Painel organizado pela Central Única das Favelas buscou refletir sobre o tema. Evento ocorreu na Estação da Cultura
130 anos e um dia após a Abolição da Escravatura no país, um painel foi realizado no Espaço Braskem da Estação da Cultura, em Montenegro, para refletir sobre o período. Em um debate aberto ao público, que reuniu cerca de 60 pessoas, a pergunta era: após o fim da escravidão, o que o negro, de fato, conquistou no Brasil? Ele tem um lugar na sociedade, hoje, em igualdade?
O evento foi uma organização da Central Única das Favelas (Cufa) e contou com a participação, na mesa, do ativista social e músico MC Pedrão; do jornalista da TV Cultura e Rádio América, Leandro Utzig; da psicóloga e presidente da Associação Floresta Montenegrina, Letícia Santos; da jornalista do Ibiá Andressa Kaliberda; da estudante de Direito Danielle Araújo; do jornalista da agência de publicidade Conecta, Cássio Pereira; e do estudante da Uergs Lucas Braga.

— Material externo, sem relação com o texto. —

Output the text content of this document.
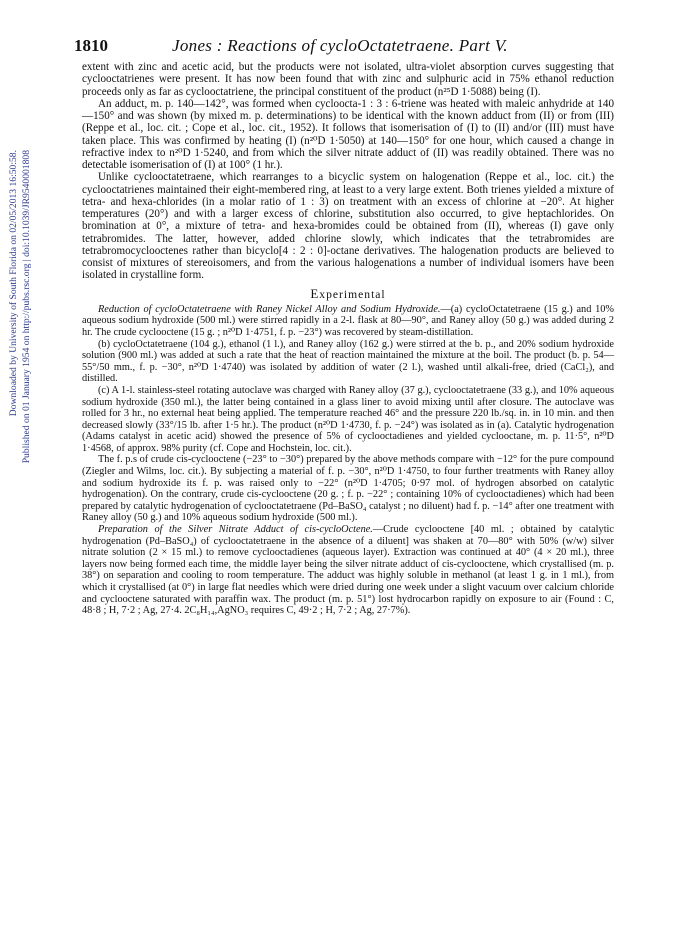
1810	Jones : Reactions of cycloOctatetraene. Part V.
Downloaded by University of South Florida on 02/05/2013 16:50:58. Published on 01 January 1954 on http://pubs.rsc.org | doi:10.1039/JR9540001808

extent with zinc and acetic acid, but the products were not isolated, ultra-violet absorption curves suggesting that cyclooctatrienes were present. It has now been found that with zinc and sulphuric acid in 75% ethanol reduction proceeds only as far as cyclooctatriene, the principal constituent of the product (n²⁵D 1·5088) being (I).

An adduct, m. p. 140—142°, was formed when cycloocta-1 : 3 : 6-triene was heated with maleic anhydride at 140—150° and was shown (by mixed m. p. determinations) to be identical with the known adduct from (II) or from (III) (Reppe et al., loc. cit. ; Cope et al., loc. cit., 1952). It follows that isomerisation of (I) to (II) and/or (III) must have taken place. This was confirmed by heating (I) (n²⁰D 1·5050) at 140—150° for one hour, which caused a change in refractive index to n²⁰D 1·5240, and from which the silver nitrate adduct of (II) was readily obtained. There was no detectable isomerisation of (I) at 100° (1 hr.).

Unlike cyclooctatetraene, which rearranges to a bicyclic system on halogenation (Reppe et al., loc. cit.) the cyclooctatrienes maintained their eight-membered ring, at least to a very large extent. Both trienes yielded a mixture of tetra- and hexa-chlorides (in a molar ratio of 1 : 3) on treatment with an excess of chlorine at −20°. At higher temperatures (20°) and with a larger excess of chlorine, substitution also occurred, to give heptachlorides. On bromination at 0°, a mixture of tetra- and hexa-bromides could be obtained from (II), whereas (I) gave only tetrabromides. The latter, however, added chlorine slowly, which indicates that the tetrabromides are tetrabromocyclooctenes rather than bicyclo[4 : 2 : 0]-octane derivatives. The halogenation products are believed to consist of mixtures of stereoisomers, and from the various halogenations a number of individual isomers have been isolated in crystalline form.

Experimental

Reduction of cycloOctatetraene with Raney Nickel Alloy and Sodium Hydroxide.—(a) cycloOctatetraene (15 g.) and 10% aqueous sodium hydroxide (500 ml.) were stirred rapidly in a 2-l. flask at 80—90°, and Raney alloy (50 g.) was added during 2 hr. The crude cyclooctene (15 g. ; n²⁰D 1·4751, f. p. −23°) was recovered by steam-distillation.

(b) cycloOctatetraene (104 g.), ethanol (1 l.), and Raney alloy (162 g.) were stirred at the b. p., and 20% sodium hydroxide solution (900 ml.) was added at such a rate that the heat of reaction maintained the mixture at the boil. The product (b. p. 54—55°/50 mm., f. p. −30°, n²⁰D 1·4740) was isolated by addition of water (2 l.), washed until alkali-free, dried (CaCl₂), and distilled.

(c) A 1-l. stainless-steel rotating autoclave was charged with Raney alloy (37 g.), cyclooctatetraene (33 g.), and 10% aqueous sodium hydroxide (350 ml.), the latter being contained in a glass liner to avoid mixing until after closure. The autoclave was rolled for 3 hr., no external heat being applied. The temperature reached 46° and the pressure 220 lb./sq. in. in 10 min. and then decreased slowly (33°/15 lb. after 1·5 hr.). The product (n²⁰D 1·4730, f. p. −24°) was isolated as in (a). Catalytic hydrogenation (Adams catalyst in acetic acid) showed the presence of 5% of cyclooctadienes and yielded cyclooctane, m. p. 11·5°, n²⁰D 1·4568, of approx. 98% purity (cf. Cope and Hochstein, loc. cit.).

The f. p.s of crude cis-cyclooctene (−23° to −30°) prepared by the above methods compare with −12° for the pure compound (Ziegler and Wilms, loc. cit.). By subjecting a material of f. p. −30°, n²⁰D 1·4750, to four further treatments with Raney alloy and sodium hydroxide its f. p. was raised only to −22° (n²⁰D 1·4705; 0·97 mol. of hydrogen absorbed on catalytic hydrogenation). On the contrary, crude cis-cyclooctene (20 g. ; f. p. −22° ; containing 10% of cyclooctadienes) which had been prepared by catalytic hydrogenation of cyclooctatetraene (Pd–BaSO₄ catalyst ; no diluent) had f. p. −14° after one treatment with Raney alloy (50 g.) and 10% aqueous sodium hydroxide (500 ml.).

Preparation of the Silver Nitrate Adduct of cis-cycloOctene.—Crude cyclooctene [40 ml. ; obtained by catalytic hydrogenation (Pd–BaSO₄) of cyclooctatetraene in the absence of a diluent] was shaken at 70—80° with 50% (w/w) silver nitrate solution (2 × 15 ml.) to remove cyclooctadienes (aqueous layer). Extraction was continued at 40° (4 × 20 ml.), three layers now being formed each time, the middle layer being the silver nitrate adduct of cis-cyclooctene, which crystallised (m. p. 38°) on separation and cooling to room temperature. The adduct was highly soluble in methanol (at least 1 g. in 1 ml.), from which it crystallised (at 0°) in large flat needles which were dried during one week under a slight vacuum over calcium chloride and cyclooctene saturated with paraffin wax. The product (m. p. 51°) lost hydrocarbon rapidly on exposure to air (Found : C, 48·8 ; H, 7·2 ; Ag, 27·4. 2C₈H₁₄,AgNO₃ requires C, 49·2 ; H, 7·2 ; Ag, 27·7%).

Um dos pontos abordados para a reflexão foi a desmistificação da chamada Lei Áurea, que deu fim à escravidão. “A gente não se dá conta de que, na escola, parece que a princesa Isabel mudou tudo”, falou Leandro. O jornalista foi complementado pelos colegas, que comentaram sobre um “embranquecimento” do fato histórico que, nos livros didáticos, não fala dos movimentos sociais negros que existiam e lutavam na época. Eles também não citam que a abolição se deu com um viés comercial, por pressão da Inglaterra.
“Passaram 130 anos e nem visibilidade à nossa luta nós conquistamos”, adicionou o estudante Lucas Braga. “Onde estão os negros nas universidades? Onde estão os negros no mercado de trabalho? Eu vejo que esses 130 anos parecem que não passaram. O papel não mudou essa realidade”, colocou. Em uma auto-reflexão, os presentes começaram a pensar sobre onde estão os negros no Brasil hoje, como professores, médicos, políticos e demais cargos. “O problema é muito maior do que a gente pensa”, pontuou o jornalista Cássio Pereira.
Trabalhando com publicidade, o profissional contou que, nas buscas pelos bancos de imagens por palavras-chave como “família” ou “bebês”, as pessoas negras custavam a aparecer. A representação na mídia, como um todo, também foi problematizada. Repórter do Jornal Ibiá, Andressa Kaliberda refletiu que a fonte negra, no jornal, acaba por só ser buscada para matérias específicas sobre temas referentes à cor da pele. “É difícil achar uma fonte especializada negra. Falta um pouco de a gente buscar, mas também falta, às vezes, de o negro conseguir chegar nessas posições de destaque”, apontou.

Para a psicóloga Letícia Santos, que é negra, o problema é claro. “Eu sou psicóloga, faço uma série de trabalhos comerciais e, muito provavelmente, poucos reconhecem a minha trajetória”, lamentou. Ela contou que, em seu consultório, por vezes é confundida com a secretária, reconhecendo, também, que muitas vezes o negro não ganha a chance de chegar a lugares foco de reconhecimento. Nas novelas, nas propagandas e nas revistas – também foi apontado – a figura do negro normalmente é associada a papéis de serventes, “trambiqueiros” ou marginais.
Dados levados ao painel – baseados no IBGE e na Secretaria de Políticas de Promoção da Igualdade Racial (SEPPIR) – mostram que 53% da população brasileira é negra; que ela tem 5 vezes mais chance de ser analfabeta; que 75% da população carcerária é negra; e que, nas casas de famílias negras, 51% não têm internet e 53,2% não têm máquina de lavar. A deigualdade é “clara”.
Único secretário negro é homenageado

da Cufa, foi um dos idealizadores
Falando em representatividade, o coordenador da Cufa, Rogério Santos, puxou uma salva de palmas para o único Secretário Municipal negro de Montenegro na atual Administração: Adriano Campos Chagas, que assumiu o Meio Ambiente no mês passado. “Independentemente do viés político, já é alguma coisa em questão de referência”, colocou. “Isso é muito importante”.
Acompanhando o evento, o secretário tomou a palavra. Ele contou que sempre viu a caminhada de inserção do negro como cidadão na sociedade como uma selva, referindo-se à maior competitividade enfrentada e ao esforço necessário. “Eu tenho 48 anos de idade. Só tive chefes brancos em minha carreira, mas eu nunca perguntei para eles o que eu tinha que fazer. Eu sempre sabia o que eu tinha que fazer”, colocou Adriano, considerado um vencedor.